まず、日射量が少ないために海風が起こらないと考えられる日を(図9)中から除外した
除外する観測日は2011年7・9・10月、2012年3・6月であり、残った観測結果をもとに考察を行った。
東京湾からの海風と思われる東風を顕著にとらえられたのは2011年6月と2012年5月のみであった。
また、太平洋(相模湾)からの海風と思われる南風について、12時⇒15時で地上から南風成分の強まりが見られる高度までを海風の厚さとすると、6・7月頃に最も海風の厚さがあり、1月頃に海風の厚さが薄くなっている傾向が見られた。 これは季節によって、太陽高度・昼間の長さの違いがあり、そのために生じる日射量差が海風の発生しやすさに関わっているためだと考えた。

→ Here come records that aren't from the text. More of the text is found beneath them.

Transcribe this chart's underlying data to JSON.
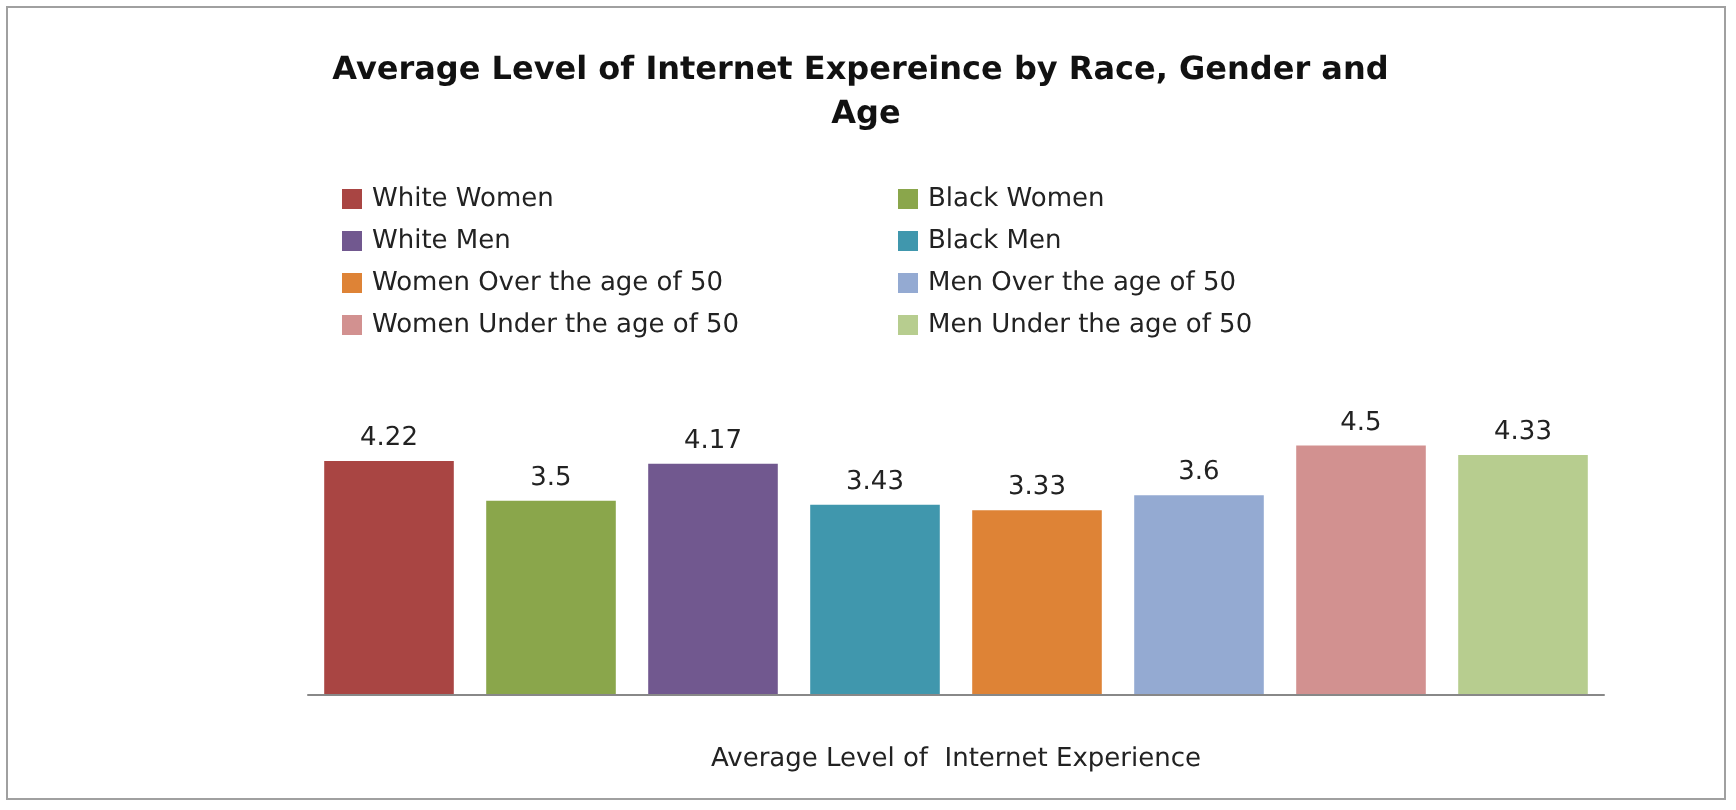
{
  "chart_data": {
    "type": "bar",
    "title": "Average Level of Internet Expereince by Race, Gender and Age",
    "xlabel": "Average Level of  Internet Experience",
    "categories": [
      null,
      null,
      null,
      null,
      null,
      null,
      null,
      null
    ],
    "stacked": true,
    "series": [
      {
        "name": "White Women",
        "color": "#a94543",
        "values": [
          4.22,
          null,
          null,
          null,
          null,
          null,
          null,
          null
        ]
      },
      {
        "name": "Black Women",
        "color": "#8aa64b",
        "values": [
          null,
          3.5,
          null,
          null,
          null,
          null,
          null,
          null
        ]
      },
      {
        "name": "White Men",
        "color": "#71588f",
        "values": [
          null,
          null,
          4.17,
          null,
          null,
          null,
          null,
          null
        ]
      },
      {
        "name": "Black Men",
        "color": "#4097ad",
        "values": [
          null,
          null,
          null,
          3.43,
          null,
          null,
          null,
          null
        ]
      },
      {
        "name": "Women Over the age of 50",
        "color": "#de8336",
        "values": [
          null,
          null,
          null,
          null,
          3.33,
          null,
          null,
          null
        ]
      },
      {
        "name": "Men Over the age of 50",
        "color": "#94aad2",
        "values": [
          null,
          null,
          null,
          null,
          null,
          3.6,
          null,
          null
        ]
      },
      {
        "name": "Women Under the age of 50",
        "color": "#d29190",
        "values": [
          null,
          null,
          null,
          null,
          null,
          null,
          4.5,
          null
        ]
      },
      {
        "name": "Men Under the age of 50",
        "color": "#b7cd8f",
        "values": [
          null,
          null,
          null,
          null,
          null,
          null,
          null,
          4.33
        ]
      }
    ],
    "data_labels": true,
    "legend": "top"
  }
}
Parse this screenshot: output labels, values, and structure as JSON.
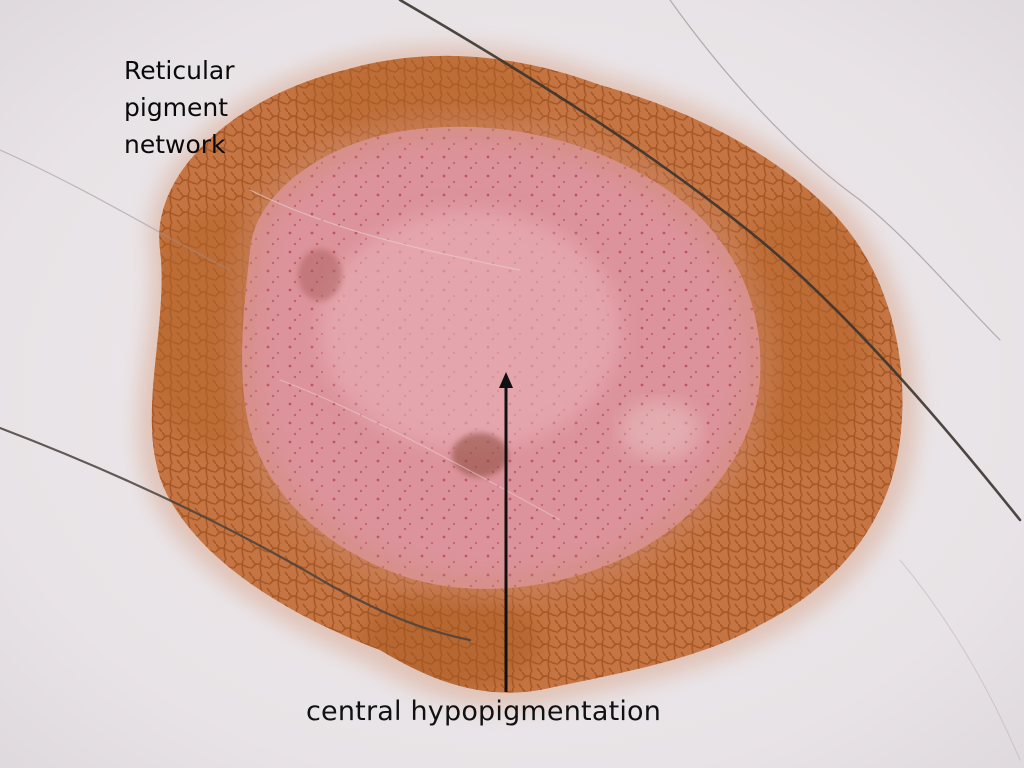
{
  "labels": {
    "top_left": [
      "Reticular",
      "pigment",
      "network"
    ],
    "bottom": "central hypopigmentation"
  },
  "colors": {
    "skin": "#eae6e9",
    "network_brown": "#b86a30",
    "lesion_center_pink": "#d98a94",
    "hair": "#3a3430",
    "arrow": "#111111"
  }
}
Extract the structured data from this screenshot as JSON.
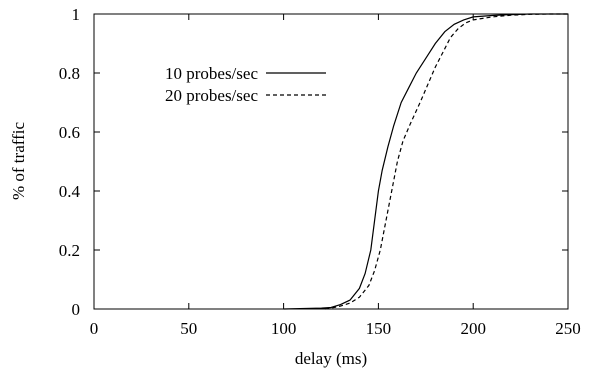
{
  "chart_data": {
    "type": "line",
    "title": "",
    "xlabel": "delay (ms)",
    "ylabel": "% of traffic",
    "xlim": [
      0,
      250
    ],
    "ylim": [
      0,
      1
    ],
    "xticks": [
      "0",
      "50",
      "100",
      "150",
      "200",
      "250"
    ],
    "yticks": [
      "0",
      "0.2",
      "0.4",
      "0.6",
      "0.8",
      "1"
    ],
    "grid": false,
    "legend_position": "top-left",
    "series": [
      {
        "name": "10 probes/sec",
        "style": "solid",
        "color": "#000000",
        "points": [
          [
            100,
            0
          ],
          [
            120,
            0.003
          ],
          [
            125,
            0.005
          ],
          [
            130,
            0.015
          ],
          [
            135,
            0.03
          ],
          [
            140,
            0.07
          ],
          [
            143,
            0.12
          ],
          [
            146,
            0.2
          ],
          [
            148,
            0.3
          ],
          [
            150,
            0.4
          ],
          [
            152,
            0.47
          ],
          [
            155,
            0.55
          ],
          [
            158,
            0.62
          ],
          [
            162,
            0.7
          ],
          [
            166,
            0.75
          ],
          [
            170,
            0.8
          ],
          [
            175,
            0.85
          ],
          [
            180,
            0.9
          ],
          [
            185,
            0.94
          ],
          [
            190,
            0.965
          ],
          [
            195,
            0.98
          ],
          [
            200,
            0.99
          ],
          [
            210,
            0.995
          ],
          [
            220,
            0.998
          ],
          [
            230,
            1.0
          ],
          [
            250,
            1.0
          ]
        ]
      },
      {
        "name": "20 probes/sec",
        "style": "dashed",
        "color": "#000000",
        "points": [
          [
            122,
            0
          ],
          [
            125,
            0.003
          ],
          [
            130,
            0.01
          ],
          [
            135,
            0.02
          ],
          [
            140,
            0.04
          ],
          [
            145,
            0.08
          ],
          [
            148,
            0.13
          ],
          [
            151,
            0.2
          ],
          [
            154,
            0.3
          ],
          [
            157,
            0.4
          ],
          [
            160,
            0.5
          ],
          [
            163,
            0.57
          ],
          [
            167,
            0.63
          ],
          [
            172,
            0.7
          ],
          [
            176,
            0.76
          ],
          [
            180,
            0.82
          ],
          [
            184,
            0.87
          ],
          [
            188,
            0.92
          ],
          [
            192,
            0.95
          ],
          [
            196,
            0.97
          ],
          [
            200,
            0.98
          ],
          [
            210,
            0.99
          ],
          [
            220,
            0.996
          ],
          [
            230,
            0.999
          ],
          [
            240,
            1.0
          ],
          [
            250,
            1.0
          ]
        ]
      }
    ]
  }
}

〇夏の1000m~2000mの風向風速と太平洋高気圧

7・8月の観測(計4回)から、風向風速と一般場の関係について考察した。
まず、下層から上層まで風速が大きく、風向・風速ともにほとんど変化しないことから、これを台風接近時の風の特徴と考えた。
次に、1000〜2000mの風向風速について、各観測日のMSMデータと照らし合わせると、
風速が小さい時⇒太平洋高気圧の関東付近への張り出しが強い。
風速が大きい時⇒太平洋高気圧の関東付近への張り出しが弱く、高気圧の縁辺流がかかっている。
という傾向が見られた。
よって、盛夏期における1000m〜2000mにおける風速の大きさは850hPa付近の太平洋高気圧の盛衰に関係していると考えた。



〇南高北低の気圧配置に由来する西風の流入高度

矢羽による観測結果まとめ(図8)において
・転向後の高度上昇にともなう風向変化が小さいこと
・転向後に、高度上昇にともなって風速が大きくなる
を満たす時の「西風への転向高度」の季節変化について考察した。
1000m〜2000mでは、2011年9月〜2012年4月で転向点が見られ、転向高度は1月でもっとも低かった。
よって、南高北低の気圧配置は1月をピークに強まり、夏にかけて弱まるという季節変化があると考えた。